Twenty Thousand in the Streets

Sun Yat-sen died in Beijing on 12 March 1925. When the news reached Macau, more than 20,000 people — roughly one-fifth of the city's entire population at the time — gathered at Kiang Wu Hospital on 29 March for a solemn memorial ceremony. The scale of public grief reflected something that the house embodies architecturally: Macau's Chinese community had supported Sun materially and spiritually throughout his revolutionary years, and they understood what had been lost.

The house was reconstructed in 1933 and received its current name in 1958. A bronze statue of Sun cast by his Japanese friend Shokichi Umeya in 1934 stands in the courtyard. Three identical statues stand at the Sun Yat-sen Mausoleum in Nanjing, the Whampoa Military Academy, and Sun Yat-sen University in Guangzhou. Today the house is open to the public, displaying his books, letters, photographs, and personal belongings. It carries an unresolved tension: the property is owned by Taiwan's Mainland Affairs Council, and as of 2022, Beijing signaled it might seek to seize the site over the one-China principle.
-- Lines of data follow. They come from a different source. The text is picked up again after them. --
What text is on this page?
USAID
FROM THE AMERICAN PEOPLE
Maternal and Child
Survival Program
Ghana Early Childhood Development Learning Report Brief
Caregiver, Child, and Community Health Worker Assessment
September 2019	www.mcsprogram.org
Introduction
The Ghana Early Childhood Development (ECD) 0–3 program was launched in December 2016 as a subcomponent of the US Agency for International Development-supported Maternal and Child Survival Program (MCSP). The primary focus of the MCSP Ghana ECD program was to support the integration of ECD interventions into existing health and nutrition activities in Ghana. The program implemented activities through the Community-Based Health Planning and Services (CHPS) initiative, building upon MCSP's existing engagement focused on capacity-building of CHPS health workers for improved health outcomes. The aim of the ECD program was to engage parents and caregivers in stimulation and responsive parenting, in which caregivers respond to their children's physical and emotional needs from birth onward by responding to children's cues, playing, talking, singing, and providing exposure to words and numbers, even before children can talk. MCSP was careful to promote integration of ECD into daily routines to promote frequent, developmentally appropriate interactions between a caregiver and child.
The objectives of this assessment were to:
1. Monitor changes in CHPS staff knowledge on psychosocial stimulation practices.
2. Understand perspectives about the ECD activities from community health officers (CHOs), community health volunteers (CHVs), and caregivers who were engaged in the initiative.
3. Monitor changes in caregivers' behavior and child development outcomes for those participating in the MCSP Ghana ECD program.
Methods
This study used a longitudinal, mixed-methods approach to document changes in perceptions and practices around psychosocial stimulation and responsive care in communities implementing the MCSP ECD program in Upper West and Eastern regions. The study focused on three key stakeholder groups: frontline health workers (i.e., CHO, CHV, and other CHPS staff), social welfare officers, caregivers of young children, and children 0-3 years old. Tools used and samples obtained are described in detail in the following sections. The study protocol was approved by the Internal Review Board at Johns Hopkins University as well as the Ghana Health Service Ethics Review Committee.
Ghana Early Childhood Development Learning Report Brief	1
The revolution that ended one dynasty inadvertently created a new dispute across the same threshold.

From the Air

The Sun Yat-sen Memorial House sits in the São Lázaro district of the Macau Peninsula at approximately 22.1999°N, 113.549°E. Approaching from the south over the Pearl River Delta, Macau's dense urban peninsula is immediately distinguishable against the surrounding water. The nearby Lou Lim Ieoc Garden provides a patch of green that helps orient ground-level navigation. The closest airport is Macau International (VMMC), roughly 3 km to the southeast on the reclaimed Cotai Strip. Hong Kong International (VHHH) lies about 60 km to the northeast across the Pearl estuary. For aerial viewing, a low pass at 1,500–2,500 feet on a clear day reveals the characteristic low-rise colonial streetscape of São Lázaro against the high-rise backdrop of central Macau.